"The Belle Epoque" By Luca Turin
While smelling some leather perfumes recently, I looked up quinoline, the molecule that gives them their bitter, distinctive smell: it was discovered by Zdenko von Skraup in 1880. Small wonder they call it the Belle Epoque! The last fifty years of the long nineteenth century (1789-1914) gave us half of physics and mathematics, and a huge slice of chemistry, the latter mostly from Germany and Austria. The perfumery timeline is amazing: between 1868 (coumarin, the smell of fougères) and 1908 (undecalactone, the peach in Mitsouko) chemists discovered all the bones of modern perfumery, about fifty synthetics that defined the Golden Age. Very few of these chemicals were found by fragrance specialists, and almost all by accident. Chemists were just busy making things, and some of them smelled good and made their creators (or their employers) very rich.
In those days, there were no regulatory costs, no safety tests. If you put the thing in a fragrance and nobody dropped dead (no one ever did), you had a product. How things have changed. Today the cost of worldwide certification of a new product, before you find out whether anyone even likes it, is upwards of € 1M. Unless it is a blockbuster, you’ll get your money back fairly slowly.
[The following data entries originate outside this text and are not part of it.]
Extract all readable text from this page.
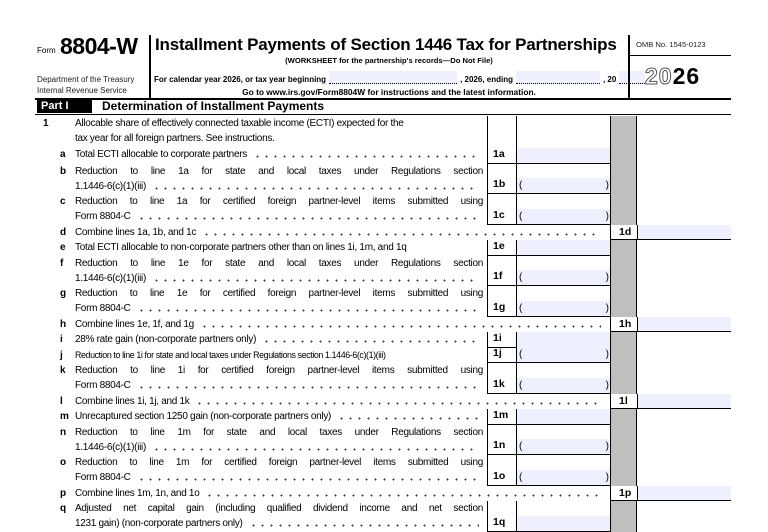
Form 8804-W
Department of the Treasury
Internal Revenue Service
Installment Payments of Section 1446 Tax for Partnerships
(WORKSHEET for the partnership's records—Do Not File)
For calendar year 2026, or tax year beginning	, 2026, ending	, 20
Go to www.irs.gov/Form8804W for instructions and the latest information.
OMB No. 1545-0123
2026
Part I	Determination of Installment Payments
1	Allocable share of effectively connected taxable income (ECTI) expected for the
tax year for all foreign partners. See instructions.
a Total ECTI allocable to corporate partners	1a
b Reduction to line 1a for state and local taxes under Regulations section
1.1446-6(c)(1)(iii)	1b (	)
c Reduction to line 1a for certified foreign partner-level items submitted using
Form 8804-C	1c (	)
d Combine lines 1a, 1b, and 1c	1d
e Total ECTI allocable to non-corporate partners other than on lines 1i, 1m, and 1q	1e
f	Reduction to line 1e for state and local taxes under Regulations section
1.1446-6(c)(1)(iii)	1f (	)
g Reduction to line 1e for certified foreign partner-level items submitted using
Form 8804-C	1g (	)
h Combine lines 1e, 1f, and 1g	1h
i	28% rate gain (non-corporate partners only)	1i
j	Reduction to line 1i for state and local taxes under Regulations section 1.1446-6(c)(1)(iii)	1j (	)
k Reduction to line 1i for certified foreign partner-level items submitted using
Form 8804-C	1k (	)
l	Combine lines 1i, 1j, and 1k	1l
m Unrecaptured section 1250 gain (non-corporate partners only)	1m
n Reduction to line 1m for state and local taxes under Regulations section
1.1446-6(c)(1)(iii)	1n (	)
o Reduction to line 1m for certified foreign partner-level items submitted using
Form 8804-C	1o (	)
p Combine lines 1m, 1n, and 1o	1p
q Adjusted net capital gain (including qualified dividend income and net section
1231 gain) (non-corporate partners only)	1q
Few completely new molecules are being released. Maybe the industry has entered an age of diminishing returns. The perfumer’s palette is supposedly too large already, at somewhere between 3,000 and 4,000 materials, and all the big composition firms are removing the seldom used items from their inventories. Everyone is running for cover; your best-selling product could give six rats a rash and end up on Europe’s least-wanted list next time the suits meet in Brussels.
I should know: I’ve just spent the last four years devising replacements for some of the most popular molecules in fragrance history, now classed as allergens. My job has been great fun, interesting science, clever chemistry and good business, but it’s essentially conservation, not construction. Just when you might think there are no new smells left to be discovered, a perfumer friend points out the existence of a new musk called Musk KS, made by Grau Aromatics in (of course) Germany. I ordered a sample, and it is stunning: hugely powerful, earthy, unlike any other. Then I saw the chemical structure. Never was a more optimistic molecule made: it contains two bromine atoms and a nitro group. These are things that give armchair safety experts night sweats. But Grau KG, god bless them, made it, made sure it was safe, and now sells it. Maybe another Belle Epoque is coming.